4 Tasting Notes
American Classic Black Tea from Charleston Tea Plantation is a real (Lipton style) black tea with flavor and body, nice without anything else added. It steeps in 2 – 3 minutes and never fails to please. The plantation is stunning, beautiful but management and financial difficulties prevent its full operation. http://south-carolina-plantations.com/charleston/charleston-tea.html
Preparation
Island Green tea from Charleston Tea Plantation is an innocent, low-processed green tea. If you like strong, bracing tea, this will taste like grass cuttings. So steep one tea bag per tea cup for at least 5 minutes. It is fresh, clean, light, like a Stephen Foster song about the old South that drifts through the air. It comes in little cloth pouches that resemble ladies’ hosiery. We have things to learn from the Chinese and Indians before the tea will become popular. Apparently the variable climate of South Carolina makes growing the tea a challenge. The plantation is a nice tourist attraction, but I prefer their black tea to this innocent green.
Preparation
Oolong teas are like cousins. They may have the same name but each offers a different pleasure. The taste can range from clear, bright and flowery to heavy and charcoal-flavored depending upon their origin and processing.

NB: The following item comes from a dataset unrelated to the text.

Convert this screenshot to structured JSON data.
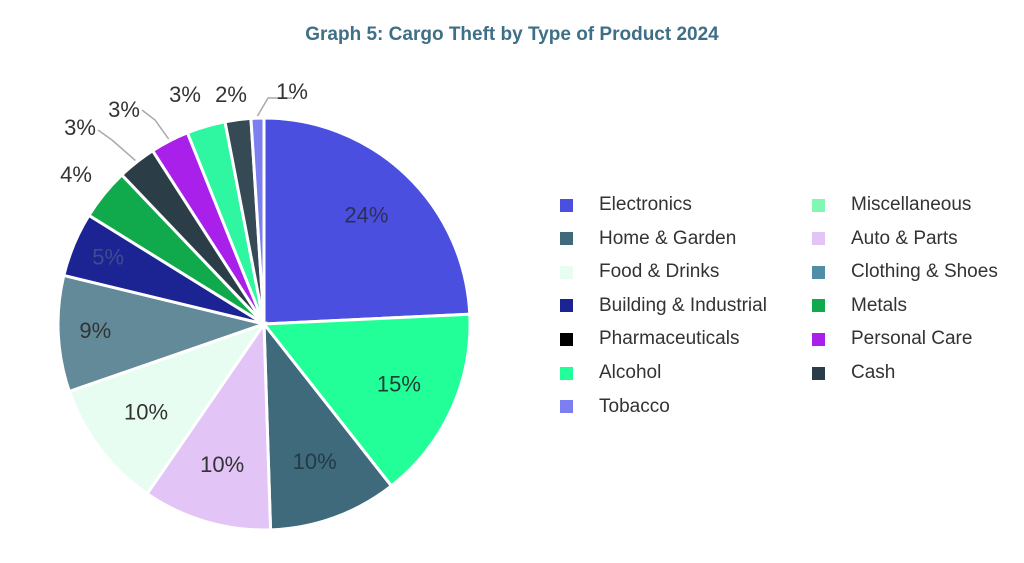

Oolong teas are withered in the sun, partially fermented, and sold as loose leaves or curled and rolled into small balls called “gunpowder.” The degree of fermentation varies between 8% and 85% which gives “Formosa oolong teas” a large range of aromatic varieties from a sweet and fruity honey aroma to a green / fresh bouquet flavor. Oolong #17 from Siamteas.com is light, fragrant yet very satisfying. You might enjoy it before meditation for clarity of vision while reducing stress, a cool fresh evening on a high mountain.
Preparation
This clear, pale oolong is a new taste experience for me–delightfully light, fresh, flowery, and uplifting, not my usual bitter and bracing Twinings gunpowder green tea I normally use to jolt myself awake each morning. This #17 oolong from the mountains of northern Thailand is more like a morning walk through a spring garden.